Demonlover, de Olivier Assayas
Demonlover, França/EUA/Japão, 2002

Algo a dizer sobre o trabalho de um cineasta que passa por influências tão marcantes como as de Jean Eustache e John Cassavetes e retoma os moldes primeiros (e talvez mais caros) de obras tão completamente díspares como as de John Woo, Hou Hsiao-hsien e Luchino Visconti? Apenas uma coisa: de Olivier Assayas é melhor esperar o inesperado.

Se existe no seu cinema uma vontade imensa de combate à derivação, ao maneirismo puro e simples, Demonlover figura sem sombra de dúvida como uma obra intrigante, agente e objeto de uma problematização constante e progressiva que o diretor realiza sobre sua própria obra. Irma Vep já insinuava um acerto de contas com uma série de tendências que podíamos observar na produção cinematográfica do período de sua realização (1996): pós-modernidade, novas tecnologias, globalização, diluição histórico-geográfica. Após um projeto pequeno e pessoal como Água Fria, Assayas erige um projeto de cinema ambicioso, resolutamente ligado à contemporaneidade cinematográfica, social, econômica e política do nosso mundo.

O filme sugere uma trama de filme de espionagem ainda no início e é esta a impressão que temos durante boa parte de sua duração. Assayas faz um aproveitamento de ambientes diversos durante esta primeira metade de seu filme: aviões, hotéis, escritórios, aeroportos, metrôs. São desprezados os ambientes menos elegantes ou que não fazem parte do imaginamos ser o cotidiano dos personagens. Conquanto percebemos a personagem de Diane De Monx como alguém em ascensão, o filme mantém esse programa.

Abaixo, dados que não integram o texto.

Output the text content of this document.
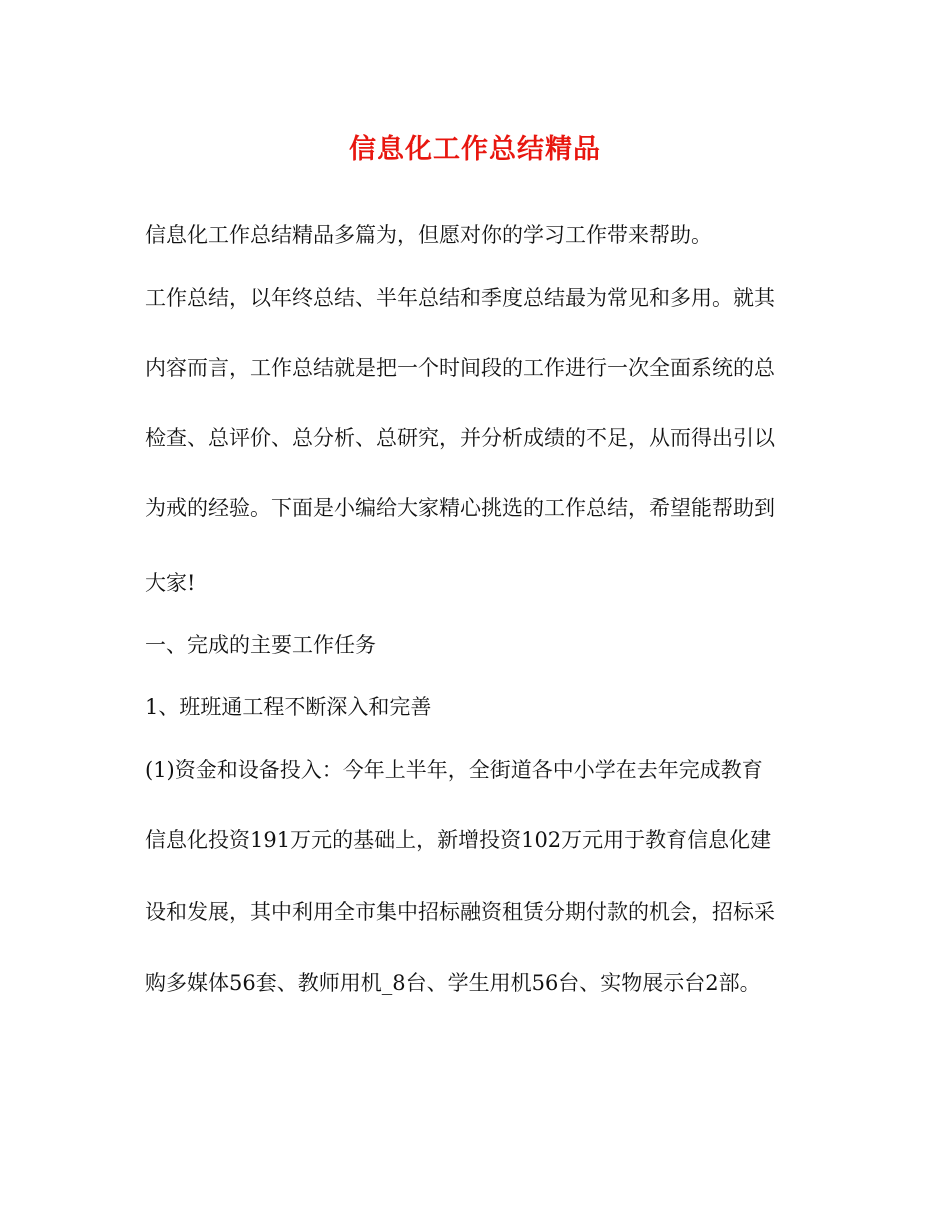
信息化工作总结精品
信息化工作总结精品多篇为，但愿对你的学习工作带来帮助。
工作总结，以年终总结、半年总结和季度总结最为常见和多用。就其
内容而言，工作总结就是把一个时间段的工作进行一次全面系统的总
检查、总评价、总分析、总研究，并分析成绩的不足，从而得出引以
为戒的经验。下面是小编给大家精心挑选的工作总结，希望能帮助到
大家!
一、完成的主要工作任务
1、班班通工程不断深入和完善
(1)资金和设备投入：今年上半年，全街道各中小学在去年完成教育
信息化投资191万元的基础上，新增投资102万元用于教育信息化建
设和发展，其中利用全市集中招标融资租赁分期付款的机会，招标采
购多媒体56套、教师用机_8台、学生用机56台、实物展示台2部。
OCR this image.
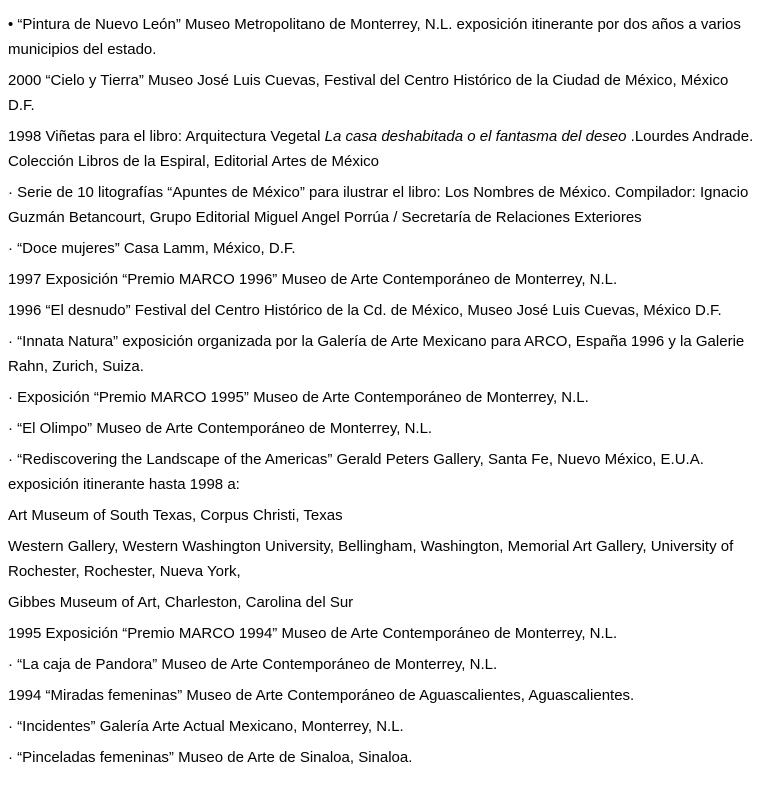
• “Pintura de Nuevo León” Museo Metropolitano de Monterrey, N.L. exposición itinerante por dos años a varios municipios del estado.

2000 “Cielo y Tierra” Museo José Luis Cuevas, Festival del Centro Histórico de la Ciudad de México, México D.F.

1998 Viñetas para el libro: Arquitectura Vegetal La casa deshabitada o el fantasma del deseo .Lourdes Andrade. Colección Libros de la Espiral, Editorial Artes de México

· Serie de 10 litografías “Apuntes de México” para ilustrar el libro: Los Nombres de México. Compilador: Ignacio Guzmán Betancourt, Grupo Editorial Miguel Angel Porrúa / Secretaría de Relaciones Exteriores

· “Doce mujeres” Casa Lamm, México, D.F.

1997 Exposición “Premio MARCO 1996” Museo de Arte Contemporáneo de Monterrey, N.L.

1996 “El desnudo” Festival del Centro Histórico de la Cd. de México, Museo José Luis Cuevas, México D.F.

· “Innata Natura” exposición organizada por la Galería de Arte Mexicano para ARCO, España 1996 y la Galerie Rahn, Zurich, Suiza.

· Exposición “Premio MARCO 1995” Museo de Arte Contemporáneo de Monterrey, N.L.

· “El Olimpo” Museo de Arte Contemporáneo de Monterrey, N.L.

· “Rediscovering the Landscape of the Americas” Gerald Peters Gallery, Santa Fe, Nuevo México, E.U.A. exposición itinerante hasta 1998 a:

Art Museum of South Texas, Corpus Christi, Texas

Western Gallery, Western Washington University, Bellingham, Washington, Memorial Art Gallery, University of Rochester, Rochester, Nueva York,

Gibbes Museum of Art, Charleston, Carolina del Sur

1995 Exposición “Premio MARCO 1994” Museo de Arte Contemporáneo de Monterrey, N.L.

· “La caja de Pandora” Museo de Arte Contemporáneo de Monterrey, N.L.

1994 “Miradas femeninas” Museo de Arte Contemporáneo de Aguascalientes, Aguascalientes.

· “Incidentes” Galería Arte Actual Mexicano, Monterrey, N.L.

· “Pinceladas femeninas” Museo de Arte de Sinaloa, Sinaloa.
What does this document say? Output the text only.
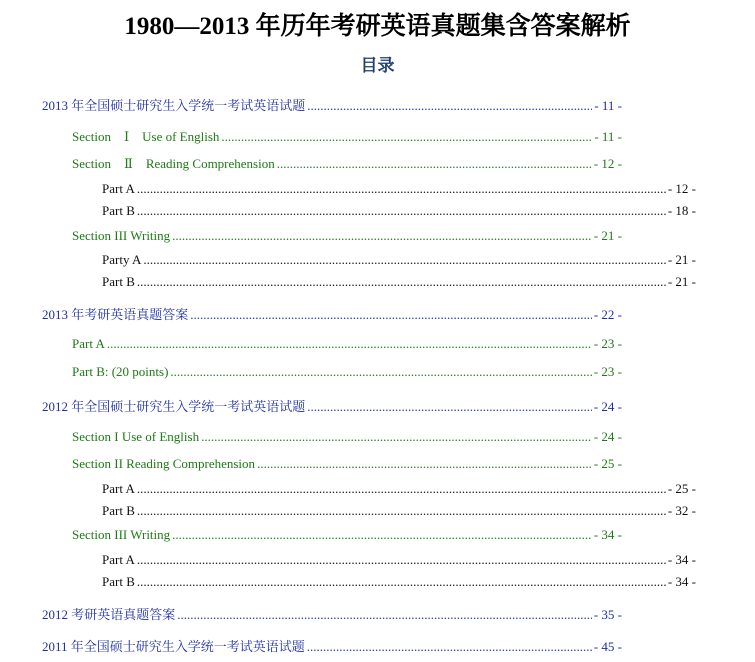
1980—2013 年历年考研英语真题集含答案解析
目录
2013 年全国硕士研究生入学统一考试英语试题 .....	- 11 -
Section　Ⅰ　Use of English .....	- 11 -
Section　Ⅱ　Reading Comprehension .....	- 12 -
Part A .....	- 12 -
Part B .....	- 18 -
Section III Writing .....	- 21 -
Party A .....	- 21 -
Part B .....	- 21 -
2013 年考研英语真题答案 .....	- 22 -
Part A .....	- 23 -
Part B: (20 points) .....	- 23 -
2012 年全国硕士研究生入学统一考试英语试题 .....	- 24 -
Section I Use of English .....	- 24 -
Section II Reading Comprehension .....	- 25 -
Part A .....	- 25 -
Part B .....	- 32 -
Section III Writing .....	- 34 -
Part A .....	- 34 -
Part B .....	- 34 -
2012 考研英语真题答案 .....	- 35 -
2011 年全国硕士研究生入学统一考试英语试题 .....	- 45 -
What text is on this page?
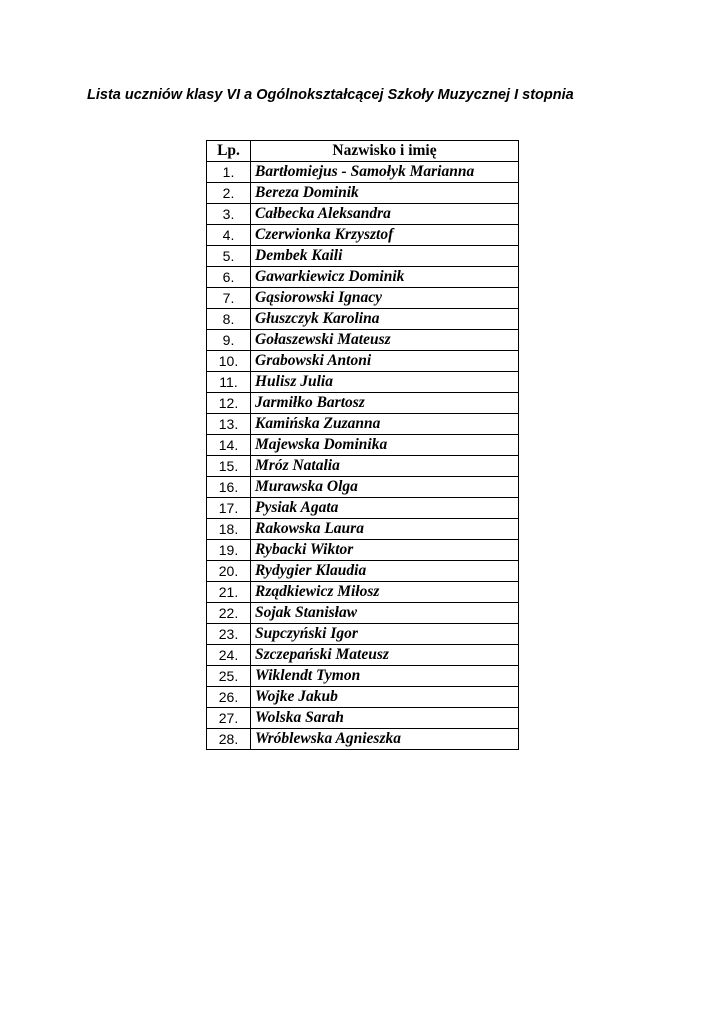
Lista uczniów klasy VI a Ogólnokształcącej Szkoły Muzycznej I stopnia

Lp.	Nazwisko i imię
1.	Bartłomiejus - Samołyk Marianna
2.	Bereza Dominik
3.	Całbecka Aleksandra
4.	Czerwionka Krzysztof
5.	Dembek Kaili
6.	Gawarkiewicz Dominik
7.	Gąsiorowski Ignacy
8.	Głuszczyk Karolina
9.	Gołaszewski Mateusz
10.	Grabowski Antoni
11.	Hulisz Julia
12.	Jarmiłko Bartosz
13.	Kamińska Zuzanna
14.	Majewska Dominika
15.	Mróz Natalia
16.	Murawska Olga
17.	Pysiak Agata
18.	Rakowska Laura
19.	Rybacki Wiktor
20.	Rydygier Klaudia
21.	Rządkiewicz Miłosz
22.	Sojak Stanisław
23.	Supczyński Igor
24.	Szczepański Mateusz
25.	Wiklendt Tymon
26.	Wojke Jakub
27.	Wolska Sarah
28.	Wróblewska Agnieszka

Mas Demonlover, como Videodrome de Cronenberg e À Beira da Loucura de Carpenter, rapidamente abandona o cenário que num primeiro momento parece lhe dar forma. Somem quaisquer esforços de narrativização, os intérpretes parecem caminhar para um progressivo deslocamento geográfico e existencial, saímos dos escritórios e de um universo de requinte para mergulharmos num universo bizarro composto basicamente por uma fazenda mexicana ou uma casa num subúrbio norte-americano.

Num primeiro momento Demonlover parece ter Irma Vep como referência fundamental (multinacionalidade dos personagens, confrontos diversos entre profissionais de uma mesma área, trabalhos corporativos ditando uma série de tramóias e engodos), mas o decorrer do filme nos mostrará que os pontos de identificação são vários outros. De John Carpenter a Kenneth Anger, de Ingmar Bergman a David Cronenberg, de David Lynch ao próprio Assayas, passando pelo imaginário tecnológico deste início de século (internet, videogames, snuff movies, animação pornográfica) e pelo contexto social-econômico das últimas décadas, Demonlover lentamente se deixa contaminar por tudo aquilo que busca abordar. Memória, corpos, multireferências, deslocamento, filmes, culturas, passeios, mentiras: são raros os filmes que necessitam tanto das elipses, dos fragmentos de informação, da quebra de qualquer continuidade espaço-temporal. Assayas tira aquilo que sempre lhe interessa deste mundo de excesso de informações: seu filme nada mais é que o passear de corpos, formas, cores e texturas pela frente de sua câmera.

Podemos pensar num punhado de cineastas (Claire Denis, Abel Ferrara, irmãos Dardenne) que tiram do corpo dos intérpretes tanto material de cinema. Os filmes de Assayas apóiam-se fortemente naquilo que a câmera em movimento consegue filmar das interações e encontros entre os corpos de seus atores. Sempre filmes de musas (Virginie Ledoyen em Água Fria e Fim de Agosto, Começo de Setembro, Cheung em Irma Vep, Emanuelle Béart em os Destinos Sentimentais), em Demonlover Assayas não faz diferente: um filme que pertence tanto a ele quanto a Connie Nielsen, Chloe Sevigny e Gina Gershon. Uma bela trinca para um belo filme.